Nel tuo intervento in qualità di speaker al TEDx di Cesena 2021 hai parlato del rapporto tra cervello e facoltà sensoriali nel processo compositivo, che è per te la creazione di un’atmosfera musicale che si colora e fa da cartina di tornasole di uno stato d’animo. Affermi che l’ingrediente principale di una canzone è l’immaginazione musicale e il segreto che la rende “bella” è la verità. Mi viene da chiederti: qual è il rapporto tra la tua musica, la bellezza e l’immagine in senso lato, intesa come immagine psichica di suono e di pensiero che affiora nel flusso creativo, ma anche come manifesto estetico che la cantautrice Cassandra Raffaele porta di sé sul palco? 

L’immaginazione è fondamentale per me, che sia acustica, visiva o onirica, volontaria o involontaria, il mio rapporto con la musica e il mio flusso creativo partono da lì, da tutto ciò che vedo, sento e ricordo con gli occhi. E questo la musica lo sa benissimo. É lei, forse, che vuole farsi “guardare” da noi. Dobbiamo solo tenere gli occhi ben aperti e non perderla mai di vista.

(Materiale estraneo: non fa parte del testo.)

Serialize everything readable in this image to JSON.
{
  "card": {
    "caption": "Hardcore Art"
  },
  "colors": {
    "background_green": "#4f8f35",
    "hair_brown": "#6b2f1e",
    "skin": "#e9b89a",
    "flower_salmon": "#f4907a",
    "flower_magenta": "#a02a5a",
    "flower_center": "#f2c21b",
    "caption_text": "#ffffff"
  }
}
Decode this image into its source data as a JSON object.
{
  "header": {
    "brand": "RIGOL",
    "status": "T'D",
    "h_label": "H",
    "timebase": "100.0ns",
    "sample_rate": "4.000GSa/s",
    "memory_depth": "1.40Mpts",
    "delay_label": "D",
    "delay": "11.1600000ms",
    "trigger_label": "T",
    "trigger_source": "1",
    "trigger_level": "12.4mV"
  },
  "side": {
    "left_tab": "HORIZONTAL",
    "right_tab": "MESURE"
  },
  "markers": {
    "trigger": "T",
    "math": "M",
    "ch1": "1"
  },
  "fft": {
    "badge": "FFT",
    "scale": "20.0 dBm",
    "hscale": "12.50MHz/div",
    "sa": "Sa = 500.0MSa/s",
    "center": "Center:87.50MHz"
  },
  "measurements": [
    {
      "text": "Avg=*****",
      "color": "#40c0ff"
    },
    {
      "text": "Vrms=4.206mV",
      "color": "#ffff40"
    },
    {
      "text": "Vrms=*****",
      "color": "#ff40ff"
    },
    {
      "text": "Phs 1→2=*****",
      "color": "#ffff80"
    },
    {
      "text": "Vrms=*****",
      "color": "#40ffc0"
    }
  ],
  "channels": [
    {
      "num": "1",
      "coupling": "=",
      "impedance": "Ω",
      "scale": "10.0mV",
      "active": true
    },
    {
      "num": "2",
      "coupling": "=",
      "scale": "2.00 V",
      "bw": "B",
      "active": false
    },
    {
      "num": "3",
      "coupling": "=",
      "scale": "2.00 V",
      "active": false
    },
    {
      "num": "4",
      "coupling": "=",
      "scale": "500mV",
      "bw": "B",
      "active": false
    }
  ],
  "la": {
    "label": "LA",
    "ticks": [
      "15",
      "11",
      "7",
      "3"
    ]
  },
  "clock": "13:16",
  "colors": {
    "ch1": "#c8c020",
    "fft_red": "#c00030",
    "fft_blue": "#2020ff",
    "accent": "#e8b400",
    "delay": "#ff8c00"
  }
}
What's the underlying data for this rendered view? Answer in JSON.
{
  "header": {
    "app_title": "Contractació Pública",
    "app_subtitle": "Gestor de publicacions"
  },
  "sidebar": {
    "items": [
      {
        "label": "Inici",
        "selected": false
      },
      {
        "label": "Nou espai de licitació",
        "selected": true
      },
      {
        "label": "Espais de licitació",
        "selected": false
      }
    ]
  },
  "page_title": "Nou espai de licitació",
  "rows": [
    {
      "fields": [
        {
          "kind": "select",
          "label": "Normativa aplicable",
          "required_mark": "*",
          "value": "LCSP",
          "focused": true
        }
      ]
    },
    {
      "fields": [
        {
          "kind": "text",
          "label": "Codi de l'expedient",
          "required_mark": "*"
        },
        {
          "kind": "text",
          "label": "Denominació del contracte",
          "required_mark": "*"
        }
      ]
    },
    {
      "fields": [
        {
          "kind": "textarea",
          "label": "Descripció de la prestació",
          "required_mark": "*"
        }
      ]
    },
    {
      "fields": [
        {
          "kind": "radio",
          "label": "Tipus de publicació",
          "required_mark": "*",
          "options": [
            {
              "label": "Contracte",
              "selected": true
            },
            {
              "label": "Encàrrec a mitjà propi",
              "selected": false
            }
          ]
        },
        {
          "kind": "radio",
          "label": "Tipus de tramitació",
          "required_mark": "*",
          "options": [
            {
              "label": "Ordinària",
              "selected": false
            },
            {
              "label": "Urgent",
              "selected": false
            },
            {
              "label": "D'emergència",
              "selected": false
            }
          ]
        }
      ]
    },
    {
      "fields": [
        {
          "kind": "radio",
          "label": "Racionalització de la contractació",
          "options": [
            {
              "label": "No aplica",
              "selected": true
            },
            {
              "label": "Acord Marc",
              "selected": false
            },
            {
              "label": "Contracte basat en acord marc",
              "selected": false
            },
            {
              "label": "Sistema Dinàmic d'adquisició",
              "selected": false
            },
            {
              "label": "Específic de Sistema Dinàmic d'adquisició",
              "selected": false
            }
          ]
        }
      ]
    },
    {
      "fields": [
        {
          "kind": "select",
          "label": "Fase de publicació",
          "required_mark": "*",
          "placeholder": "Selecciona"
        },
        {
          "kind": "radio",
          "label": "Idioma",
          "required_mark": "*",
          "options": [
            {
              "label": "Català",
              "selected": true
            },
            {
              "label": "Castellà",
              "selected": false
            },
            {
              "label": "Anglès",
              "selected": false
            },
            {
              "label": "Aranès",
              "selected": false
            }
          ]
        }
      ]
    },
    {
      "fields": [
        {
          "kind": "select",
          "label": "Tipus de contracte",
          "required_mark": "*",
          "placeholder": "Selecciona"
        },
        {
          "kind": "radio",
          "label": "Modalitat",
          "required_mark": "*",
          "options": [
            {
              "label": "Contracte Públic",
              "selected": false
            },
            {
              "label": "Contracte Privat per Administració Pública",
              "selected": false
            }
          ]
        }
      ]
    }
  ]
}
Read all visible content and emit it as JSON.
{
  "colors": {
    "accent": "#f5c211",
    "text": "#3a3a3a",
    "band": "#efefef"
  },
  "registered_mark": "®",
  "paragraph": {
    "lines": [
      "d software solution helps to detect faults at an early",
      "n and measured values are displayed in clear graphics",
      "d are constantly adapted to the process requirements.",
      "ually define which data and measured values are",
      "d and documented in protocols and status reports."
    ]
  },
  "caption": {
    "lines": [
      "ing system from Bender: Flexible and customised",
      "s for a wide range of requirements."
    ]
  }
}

Nella canzone con cui sei stata selezionata tra i 16 finalisti di quest’edizione di Musicultura, La mia anarchia ama te, parli di «disordine perenne» da cui «nascono stelle», di «tempesta che genera vita» e «rumore che genera armonia». A chi è rivolta la tua dichiarazione d’amore rivoluzionaria e perché il soggetto di questo sentimento non sei tu ma la tua anarchia? 

Alla musica. Ho dovuto usare la mia parte “anarchica” per amarla tanto, proteggerla e rispettarla, in un momento personale in cui sentivo di non riuscire più ad averne cura. Ma poi è stata lei che mi ha “curato”, per assurdo. Mi auguro fortemente che questa canzone possa toccare il vissuto di chiunque intenda l’amore in questo senso, una rivoluzione di cura, una prova di coraggio e consapevolezza, contro ostacoli e paure.